昨年、Zabbix Cloudというサービスがリリースされました。監視ソリューションとして実績のあるZabbixがSaaS型になり、インフラの準備無しで監視を開始できるという点が注目を集めています。
本記事では、Zabbix Cloudを実際にセットアップし、その特徴や可能性を探っていきます。
はじめに
そもそもZabbixとは?
Zabbixは、エンタープライズ対応のオープンソース統合監視ツールです。
サービスやそれを支える ITシステム(サーバ、ネットワーク機器等)の状態を把握し、障害の予兆やサービスへ影響を及ぼす事象が発生した際に、システム管理者やオペレータに通知を行うオープンソースの統合監視ソリューションです。
数万デバイス規模のエンタープライズ環境でも多数の稼動実績を誇っています。
Zabbixの詳細情報については、以下リンクよりご確認ください。

Zabbix Cloudとは?
Zabbix Cloudは、この実績あるZabbixをSaaSとして提供するサービスです。インフラのセットアップやメンテナンスを気にすることなく、Zabbixの監視機能を利用できます。
Zabbix Cloudの詳細情報については、以下リンクよりご確認ください。(まだ日本語のページがないため、英語版になります)

セットアップしてみた
それでは、実際にセットアップする手順をご紹介します。
アカウントの作成
まず、先ほどのサイトから、【Try Zabbix Cloud】をクリックします。
すると、ログイン画面が表示されます。
まだアカウント未作成でしたら、【Sign up】をクリックし、アカウントを新規作成します。
アカウントを作成したら、登録したメールアドレスとパスワードでログインしましょう。メールアドレス宛にワンタイムパスワードが届きますので、そちらを入力することでログイン可能です。
ログインすると、以下のような画面が出てくると思います。
こちらがZabbix Cloudの管理コンソール画面となります。ここからノードの作成・管理したり、支払い情報を入力することができます。
Zabbix Cloudは無料で5日間のトライアルが可能なので、今回は無料で使える範囲でノードを作成してみます。
ノードの作成
必要事項を記入して、ノードを作成します。
①Name
Zabbixサーバーのホスト名です。DNSにも自動で登録されるため、このFQDNでWEB管理コンソールにアクセスすることなります。自動で割り当てられますが、自分好みに変えることも可能です。
今回は自動で割り当てられた使います。(イイ感じの名前が出るまでF5しました)
②Region
現時点では以下の5つから選べます。
分類 | リージョン |
USA | N.Virginia |
EU | Frankfurt |
Ireland | |
Asia Pacific | Singapore |
South America | São Paulo |
残念ながらまだ日本リージョンは無いので、同じアジアのシンガポールを選択します。
③Compute
NVPS (New Values Per Second:1秒当たりの監視数)に応じて選択できます。
無料トライアルはNano限定なので、今回はNanoを選択します。
④Disk size
監視データを保管するディスクサイズを選択できます。10GB~16TBまでの間で選択できます。
無料トライアルは10GB限定なので、今回は最小の10GBを選択します。
Zabbix Cloudの料金は、③と④のスペックによって決まってきます。自身の監視要件に見合うスペックは、公式のツールを使って算定することができます。

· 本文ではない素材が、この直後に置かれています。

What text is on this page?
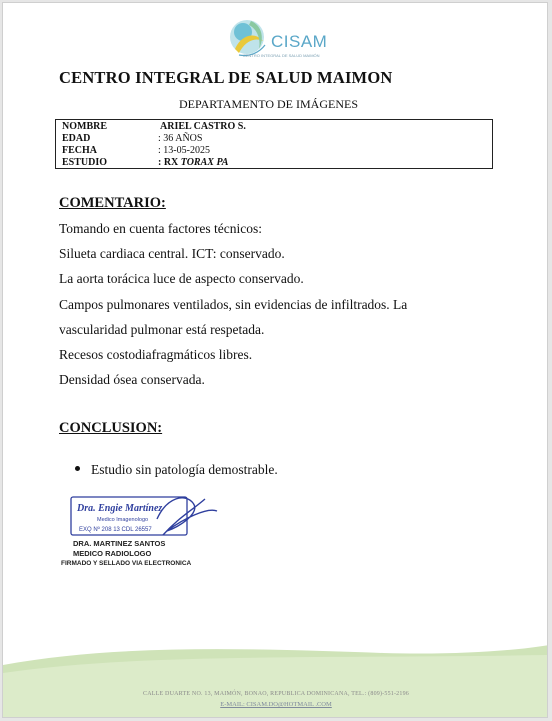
CISAM
CENTRO INTEGRAL DE SALUD MAIMÓN
CENTRO INTEGRAL DE SALUD MAIMON
DEPARTAMENTO DE IMÁGENES
NOMBRE	ARIEL CASTRO S.
EDAD	: 36 AÑOS
FECHA	: 13-05-2025
ESTUDIO	: RX TORAX PA
COMENTARIO:
Tomando en cuenta factores técnicos:
Silueta cardiaca central. ICT: conservado.
La aorta torácica luce de aspecto conservado.
Campos pulmonares ventilados, sin evidencias de infiltrados. La
vascularidad pulmonar está respetada.
Recesos costodiafragmáticos libres.
Densidad ósea conservada.
CONCLUSION:
Estudio sin patología demostrable.
Dra. Engie Martínez
Medico Imagenologo
EXQ Nº 208 13 CDL 26557
DRA. MARTINEZ SANTOS
MEDICO RADIOLOGO
FIRMADO Y SELLADO VIA ELECTRONICA
CALLE DUARTE NO. 13, MAIMÓN, BONAO, REPUBLICA DOMINICANA, TEL.: (809)-551-2196
E-MAIL: CISAM.DO@HOTMAIL .COM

監視対象ホスト数、アイテム数、監視間隔によって自動で最適なマシンスペックを算出してくれます。
ちなみに、最大のスペックである2xLargeが10,000NVPS対応なので、それを超えるメチャクチャなスペックを入力すると怒られます。
これらの入力が終わったら、「Create new node」をクリックし、ノードを作成しましょう。
すると、ノードの作成が始まります。5分程度待って、Initializingが100%になると、ノードが完成します。
ステータスがRunningになれば作成完了です。
Zabbixの設定
それでは、Zabbixにログインしてみましょう。ホスト名のリンクをクリックすると、見慣れたログイン画面が表示されます。
(DNSの反映に若干時間がかかる場合があるようです。アクセスできない場合は気長に待ちましょう。)
いつも通り、Admin / zabbixでログインしたいところですが、、初期パスワードは別で設定されています。
ノードの右上の歯車マークをクリックし、ノードの設定画面に行きましょう。
ここで、初期パスワードのコピーや設定ができます。
この認証情報をもとに、Zabbixにログインしてみましょう。
見慣れたZabbixの画面が出てきました!
初期設定は英語のUIなので、【Administrator > General > GUI】で設定を開き、【Default Language】を【Japanese】に、【Default time zone】を【(UTC+09:00)Asia/Tokyo】に変更しましょう。
これでいつものZabbixのように、監視ホストの登録やアイテム・トリガーの設定ができます。
Zabbix Cloudでできること、できないこと
ここまでZabbix Cloudのセットアップ方法を紹介してきました。そんなZabbix Cloudの強みと、できないこと(これからに期待すること)を書いていきます。
Zabbix Cloudの強み
セットアップが簡単
今までOSを用意するところから始めていたZabbixのセットアップが、SaaSになったことにより数クリックでZabbixサーバーを構築できるようになりました。OSの管理からも解放されます。
拡張が簡単
これもSaaSの特徴ですが、監視対象の増加に伴い、スペックを簡単に拡張することが可能です。そのため、初期のサイジング設計が最小限で良くなります。
バージョンアップが不要
自動でZabbixのバージョンアップが行われるため、自分でバージョンの管理をする必要がなくなりました。
Zabbix Cloudの弱点、まだできないこと
いくつかの機能が使用不可
OSレイヤが触れない関係上、監視スクリプトなどオンプレ版では使用できたいくつかの機能が使用できません。
週一回のメンテナンスでダウンタイム発生
週一回、1時間のメンテナンス時間があります。この時間帯は監視の停止が発生してしまいます。
日本語サポートしていない
ドキュメントやサポートがまだ日本語対応しておらず、英語しかありません。オンプレ版ではEnterpriseサポートとして日本語でのサポートに対応していますが、Zabbix Cloudは英語でしか問合せができないようです。
またリージョンが日本にないため、レスポンスの遅延があったり、国外サーバー利用の制約もユーザーによってはあるかと思います。
まとめ
まだリリースしたてのため、できないこともありますが、監視ツールとして実績のあるZabbixのSaaS化は注目すべき動向です。
今時点ですぐにZabbixの利用を始めたいという方には、オンプレ版をお勧めします。弊社ではZabbixの設計構築、サポート、アプライアンス機器の販売を行っています。Zabbixの導入や運用でお困りの方は、是非弊社にお声がけください!
SCSKでは、今後もZabbix Cloudの検証を進め、機能アップデートの紹介や、オンプレ版Zabbixとの比較、他SaaS監視サービスとの比較などの記事を作成していく予定です。
ところで、SCSKは今年もInterop Tokyo 2024のZabbixブースに出展します。今年はZabbix Cloudに関するショートセミナーを開催する予定ですので、もしInteropにいらっしゃる方がいましたら、是非Zabbixブースにお越しください!

今後のZabbix Cloudの動きに注目しましょう!
最後まで読んでいただき、ありがとうございました。